The Joys of Learning

Physics and Chemistry


Measurement and Units




                    Gabriel Mouton

                    Thomas Jefferson


                accuracy                                mole

                precision                                ampere                         

                meter                                      kelvin

                kilogram                                candela



Classroom Activities in Outline Form:  (Please Click on each individual Day for a more in-depth presentation of each activity.)

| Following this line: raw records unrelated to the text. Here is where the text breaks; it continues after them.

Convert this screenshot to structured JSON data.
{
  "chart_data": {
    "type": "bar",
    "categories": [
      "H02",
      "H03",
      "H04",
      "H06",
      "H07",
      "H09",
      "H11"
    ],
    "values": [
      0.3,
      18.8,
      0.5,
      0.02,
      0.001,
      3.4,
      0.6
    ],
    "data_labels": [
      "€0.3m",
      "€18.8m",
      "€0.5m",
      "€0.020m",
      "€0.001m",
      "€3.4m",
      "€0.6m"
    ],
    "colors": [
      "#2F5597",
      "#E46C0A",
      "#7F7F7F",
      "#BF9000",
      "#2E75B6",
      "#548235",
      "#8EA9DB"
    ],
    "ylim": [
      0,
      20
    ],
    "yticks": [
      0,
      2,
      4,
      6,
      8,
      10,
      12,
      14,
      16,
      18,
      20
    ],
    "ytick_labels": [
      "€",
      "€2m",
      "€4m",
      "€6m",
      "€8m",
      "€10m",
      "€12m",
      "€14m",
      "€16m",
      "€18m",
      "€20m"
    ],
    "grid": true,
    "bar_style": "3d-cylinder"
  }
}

    Day 1    Today we will illustrate the concepts of accuracy and precision by examining various distributions of darts on a target board.  We will introduce the idea of “error analysis” and relate this concept to the process of measurements made on a distribution of darts.

    Homework assignment #1:  Practice on sets of numbers to distinguish between accuracy and precision.  Demonstrate understanding by drawing appropriated distributions on a target board.

    Day 2    Today we will describe the role of measurement as a tool in science.  We will show the connection between measurement and math in a variety of daily activities, like cooking (cake chemistry video).

    Homework assignment #2:  Get a recipe from home and identify the measurements in terms of scales and amounts used ( eg,. “cups”, “2 1/4 cups”)

    Day 3    Today we will reflect further on the idea of scales as they arise in cooking, physics and chemistry.  We will identify the standard scales, and the corresponding units known as SI or metric quantities, which are used in science to define these scales:  length, time, amount as defined by meters, seconds, moles, and kilograms.

    Homework assignment #3:  Today you will analyze a written text, and identify occurrence of metric or SI units.

   Day 4    Today we will formally introduce the metric system (reference sheet).  All quantities of a given type in the metric system are connected by powers of ten.  This makes it easy to use worldwide.  We will learn how to convert between metric units.

    Homework assignment #4  Review StairStep Diagram

     Day 5  Today we will practice Metric Conversions

    Homework assignment #5 Review everything you learned about measurement this week.

     Day 6  More practice on Metric Conversions/

       Day 7   Today we will review what we learned about measurement.  We will review the homework on metric conversion.  Finally, we will take an assessment quiz to measure our understanding.


Summary of Main ideas:  Measurement

    Idea#1  Measurement is a central tool in science.

    Idea#2  In science, measurement is linked to mathematics.  This makes science a quantitative endeavor.

    Idea#3  The quality of a measurement (whether it is “good” or “poor”) can be quantified by using the concepts of accuracy and precision.  Accuracy describes how close a measurement is to an accepted value for that measurement.  Precision describes how well a measurement can be reproduced when made the same way on the same system.

    Idea#4  There are many different “scales” to which measurement may be applied.  For example, a cup clearly describes a different sort of measurement scale than a meter stick.  In science, standard scales such as length, time, and amount have been specified.

    Idea#5  Once a scale is defined (for example, length) it must be quantified by specifying a unit of measurement (for example, a unit of length of the meter).  Clearly, there are many possible units of measurement for a given scale (eg., for the length scale, possible units are meter, inch, foot, mile, furlong, etc.)  Experience has shown that the most convenient set of units is one based on powers of ten.  Such a system is provided by the Metric System.  In the Metric System, there are base units corresponding to each measurement scale.  These are the meter, kilogram, second, mole, ampere, Kelvin, and candela.

    Idea#6  Following up on Idea#3 above, one realizes that no measurement is exact.  In science, the usual procedure when reporting any measurement is to specify its uncertainty (this refers to precision) and to calculate a percent error with respect to a standard reported value (this refers to accuracy.)  A measurement stated without its uncertainty is not a valid measurement.